Lucky (2017)

John Carroll Lynch’s wonderful, poignant Lucky is a fitting farewell for brilliant actor Harry Dean Stanton.

I should be so...

by Alexa Dalby

Lucky

CAUTION: Here be spoilers

Although Lucky, the film and the man, can be drily funny, at times it is almost too poignant. In his penultimate film role before his death last year at the age of 91, Harry Dean Stanton is Lucky, a dogged eighty-something coming to a solitary accommodation with ageing and death.

Lucky lives alone in a tiny desert town in Arizona/California near the Mexican border. He keeps to a rigid daily routine: exercises (in his longjohns that mercilessly reveal his withered body), chain smoking, the store, watching game shows on TV, the town’s diner for lunch and the same bar in the evening for a ‘bloody Maria’. There he socialises with an almost equally aged motley crew that includes a deadpan performance from director David Lynch (no relation to the director) as Howard, the owner of an escaped tortoise – a slow-moving creature full of surprises that might very well stand for Lucky himself.

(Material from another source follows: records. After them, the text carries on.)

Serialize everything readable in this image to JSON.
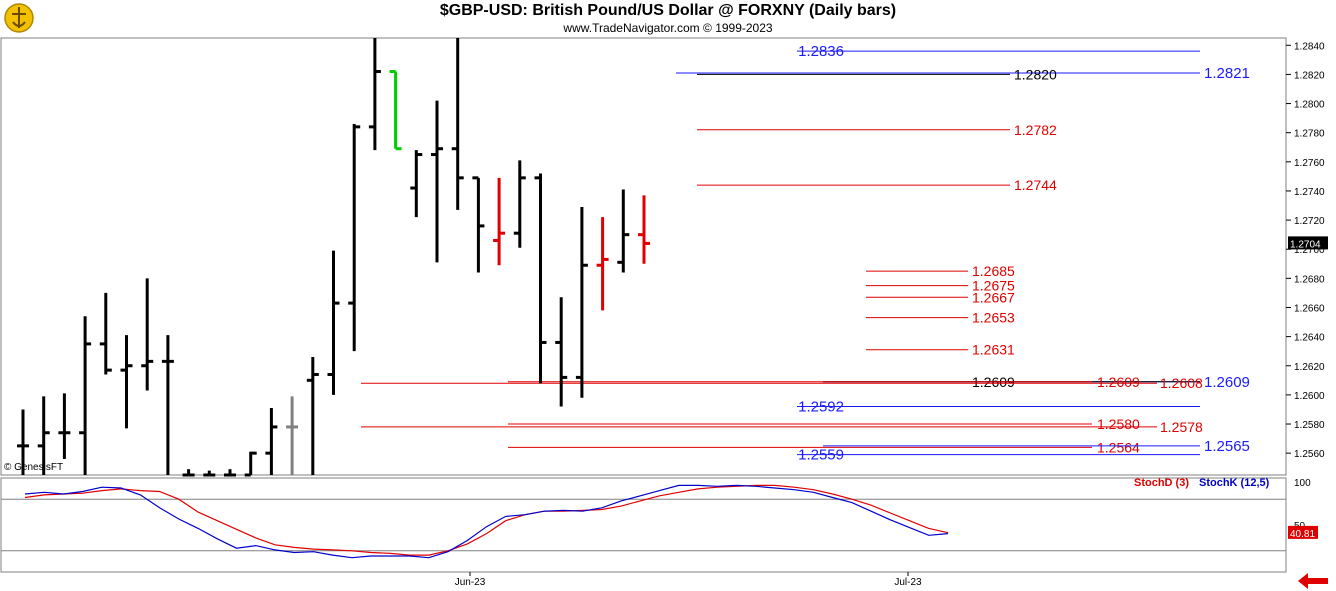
{
  "header": {
    "title": "$GBP-USD:  British Pound/US Dollar @ FORXNY  (Daily bars)",
    "subtitle": "www.TradeNavigator.com © 1999-2023",
    "watermark": "© GenesisFT",
    "logo_icon": "trade-navigator-logo-icon",
    "back_icon": "red-left-arrow-icon"
  },
  "chart_data": [
    {
      "type": "ohlc",
      "name": "price",
      "y_axis": {
        "min": 1.2545,
        "max": 1.2845,
        "ticks": [
          "1.2840",
          "1.2820",
          "1.2800",
          "1.2780",
          "1.2760",
          "1.2740",
          "1.2720",
          "1.2700",
          "1.2680",
          "1.2660",
          "1.2640",
          "1.2620",
          "1.2600",
          "1.2580",
          "1.2560"
        ],
        "side": "right"
      },
      "x_labels": [
        "Jun-23",
        "Jul-23"
      ],
      "last_price_label": "1.2704",
      "bars": [
        {
          "o": 1.2565,
          "h": 1.259,
          "l": 1.2545,
          "c": 1.2565,
          "color": "#000000"
        },
        {
          "o": 1.2565,
          "h": 1.2599,
          "l": 1.2545,
          "c": 1.2574,
          "color": "#000000"
        },
        {
          "o": 1.2574,
          "h": 1.2601,
          "l": 1.2556,
          "c": 1.2574,
          "color": "#000000"
        },
        {
          "o": 1.2574,
          "h": 1.2654,
          "l": 1.2545,
          "c": 1.2635,
          "color": "#000000"
        },
        {
          "o": 1.2635,
          "h": 1.267,
          "l": 1.2614,
          "c": 1.2617,
          "color": "#000000"
        },
        {
          "o": 1.2617,
          "h": 1.2641,
          "l": 1.2577,
          "c": 1.262,
          "color": "#000000"
        },
        {
          "o": 1.262,
          "h": 1.268,
          "l": 1.2603,
          "c": 1.2623,
          "color": "#000000"
        },
        {
          "o": 1.2623,
          "h": 1.2641,
          "l": 1.2545,
          "c": 1.2623,
          "color": "#000000"
        },
        {
          "o": 1.2545,
          "h": 1.2549,
          "l": 1.2545,
          "c": 1.2545,
          "color": "#000000"
        },
        {
          "o": 1.2545,
          "h": 1.2548,
          "l": 1.2545,
          "c": 1.2545,
          "color": "#000000"
        },
        {
          "o": 1.2545,
          "h": 1.2549,
          "l": 1.2545,
          "c": 1.2545,
          "color": "#000000"
        },
        {
          "o": 1.2545,
          "h": 1.2561,
          "l": 1.2545,
          "c": 1.256,
          "color": "#000000"
        },
        {
          "o": 1.256,
          "h": 1.2591,
          "l": 1.2545,
          "c": 1.2578,
          "color": "#000000"
        },
        {
          "o": 1.2578,
          "h": 1.2599,
          "l": 1.2545,
          "c": 1.2578,
          "color": "#808080"
        },
        {
          "o": 1.261,
          "h": 1.2626,
          "l": 1.2545,
          "c": 1.2614,
          "color": "#000000"
        },
        {
          "o": 1.2614,
          "h": 1.2699,
          "l": 1.26,
          "c": 1.2663,
          "color": "#000000"
        },
        {
          "o": 1.2663,
          "h": 1.2786,
          "l": 1.263,
          "c": 1.2784,
          "color": "#000000"
        },
        {
          "o": 1.2784,
          "h": 1.2845,
          "l": 1.2768,
          "c": 1.2822,
          "color": "#000000"
        },
        {
          "o": 1.2822,
          "h": 1.2822,
          "l": 1.2769,
          "c": 1.2769,
          "color": "#00cc00"
        },
        {
          "o": 1.2742,
          "h": 1.2768,
          "l": 1.2722,
          "c": 1.2765,
          "color": "#000000"
        },
        {
          "o": 1.2765,
          "h": 1.2802,
          "l": 1.2691,
          "c": 1.2769,
          "color": "#000000"
        },
        {
          "o": 1.2769,
          "h": 1.2845,
          "l": 1.2727,
          "c": 1.2749,
          "color": "#000000"
        },
        {
          "o": 1.2749,
          "h": 1.2749,
          "l": 1.2684,
          "c": 1.2716,
          "color": "#000000"
        },
        {
          "o": 1.2706,
          "h": 1.2749,
          "l": 1.2689,
          "c": 1.2711,
          "color": "#e00000"
        },
        {
          "o": 1.2711,
          "h": 1.2761,
          "l": 1.2701,
          "c": 1.2749,
          "color": "#000000"
        },
        {
          "o": 1.2749,
          "h": 1.2752,
          "l": 1.2608,
          "c": 1.2636,
          "color": "#000000"
        },
        {
          "o": 1.2636,
          "h": 1.2667,
          "l": 1.2592,
          "c": 1.2612,
          "color": "#000000"
        },
        {
          "o": 1.2612,
          "h": 1.2729,
          "l": 1.2598,
          "c": 1.2689,
          "color": "#000000"
        },
        {
          "o": 1.2689,
          "h": 1.2722,
          "l": 1.2658,
          "c": 1.2693,
          "color": "#e00000"
        },
        {
          "o": 1.2691,
          "h": 1.2741,
          "l": 1.2684,
          "c": 1.271,
          "color": "#000000"
        },
        {
          "o": 1.271,
          "h": 1.2737,
          "l": 1.269,
          "c": 1.2704,
          "color": "#e00000"
        }
      ],
      "price_lines": [
        {
          "label": "1.2836",
          "value": 1.2836,
          "label_side": "left",
          "color": "#1a1aff"
        },
        {
          "label": "1.2821",
          "value": 1.2821,
          "label_side": "right",
          "color": "#1a1aff"
        },
        {
          "label": "1.2820",
          "value": 1.282,
          "label_side": "mid",
          "color": "#000000"
        },
        {
          "label": "1.2782",
          "value": 1.2782,
          "label_side": "mid",
          "color": "#e00000"
        },
        {
          "label": "1.2744",
          "value": 1.2744,
          "label_side": "mid",
          "color": "#e00000"
        },
        {
          "label": "1.2685",
          "value": 1.2685,
          "label_side": "near",
          "color": "#e00000"
        },
        {
          "label": "1.2675",
          "value": 1.2675,
          "label_side": "near",
          "color": "#e00000"
        },
        {
          "label": "1.2667",
          "value": 1.2667,
          "label_side": "near",
          "color": "#e00000"
        },
        {
          "label": "1.2653",
          "value": 1.2653,
          "label_side": "near",
          "color": "#e00000"
        },
        {
          "label": "1.2631",
          "value": 1.2631,
          "label_side": "near",
          "color": "#e00000"
        },
        {
          "label": "1.2609",
          "value": 1.2609,
          "label_side": "right",
          "color": "#1a1aff"
        },
        {
          "label": "1.2609",
          "value": 1.2609,
          "label_side": "near",
          "color": "#000000"
        },
        {
          "label": "1.2609",
          "value": 1.2609,
          "label_side": "far",
          "color": "#e00000"
        },
        {
          "label": "1.2608",
          "value": 1.2608,
          "label_side": "far2",
          "color": "#e00000"
        },
        {
          "label": "1.2592",
          "value": 1.2592,
          "label_side": "left",
          "color": "#1a1aff"
        },
        {
          "label": "1.2580",
          "value": 1.258,
          "label_side": "far",
          "color": "#e00000"
        },
        {
          "label": "1.2578",
          "value": 1.2578,
          "label_side": "far2",
          "color": "#e00000"
        },
        {
          "label": "1.2564",
          "value": 1.2564,
          "label_side": "far",
          "color": "#e00000"
        },
        {
          "label": "1.2565",
          "value": 1.2565,
          "label_side": "right",
          "color": "#1a1aff"
        },
        {
          "label": "1.2559",
          "value": 1.2559,
          "label_side": "left",
          "color": "#1a1aff"
        }
      ]
    },
    {
      "type": "line",
      "name": "stochastic",
      "y_axis": {
        "min": 0,
        "max": 100,
        "ticks": [
          "100",
          "50"
        ],
        "reference_lines": [
          80,
          20
        ]
      },
      "last_value_label": "40.81",
      "series": [
        {
          "name": "StochD (3)",
          "color": "#e00000",
          "values": [
            82,
            85,
            86,
            87,
            90,
            92,
            90,
            89,
            80,
            65,
            55,
            45,
            35,
            27,
            24,
            22,
            21,
            20,
            18,
            17,
            15,
            15,
            20,
            28,
            40,
            55,
            62,
            66,
            66,
            67,
            68,
            72,
            78,
            84,
            88,
            92,
            94,
            95,
            96,
            96,
            94,
            91,
            86,
            80,
            73,
            64,
            55,
            46,
            41
          ]
        },
        {
          "name": "StochK (12,5)",
          "color": "#0000cc",
          "values": [
            86,
            88,
            86,
            89,
            94,
            93,
            85,
            70,
            57,
            46,
            34,
            23,
            26,
            21,
            18,
            19,
            15,
            12,
            14,
            14,
            14,
            12,
            19,
            32,
            48,
            60,
            62,
            66,
            67,
            66,
            70,
            78,
            84,
            90,
            96,
            96,
            95,
            96,
            95,
            93,
            91,
            88,
            82,
            76,
            66,
            56,
            47,
            38,
            40
          ]
        }
      ]
    }
  ]
}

Lucky is self-sufficient, resourceful and sociable. As an ex-navy WW2 veteran, his name is full of irony. Like the desert that surrounds him, his life is pared back to the minimum, yet he keeps on keeping on. Nothing much really happens except the minutiae of daily life. And yet – invited to a Mexican neighbour’s birthday party, out of, it seems, nowhere Lucky sings a rendition of Spanish song so faultless that a hush falls and the mariachi band joins in. It’s a transcendent moment that would move a heart of stone.

Lucky is a wonderful swan song for a brilliant actor in a late-career-defining performance, 33 years after Paris, Texas, that’s totally gripping and quietly very moving.

Lucky screened at the 61st BFI London Film Festival and is released on 14 September 2018 in the UK.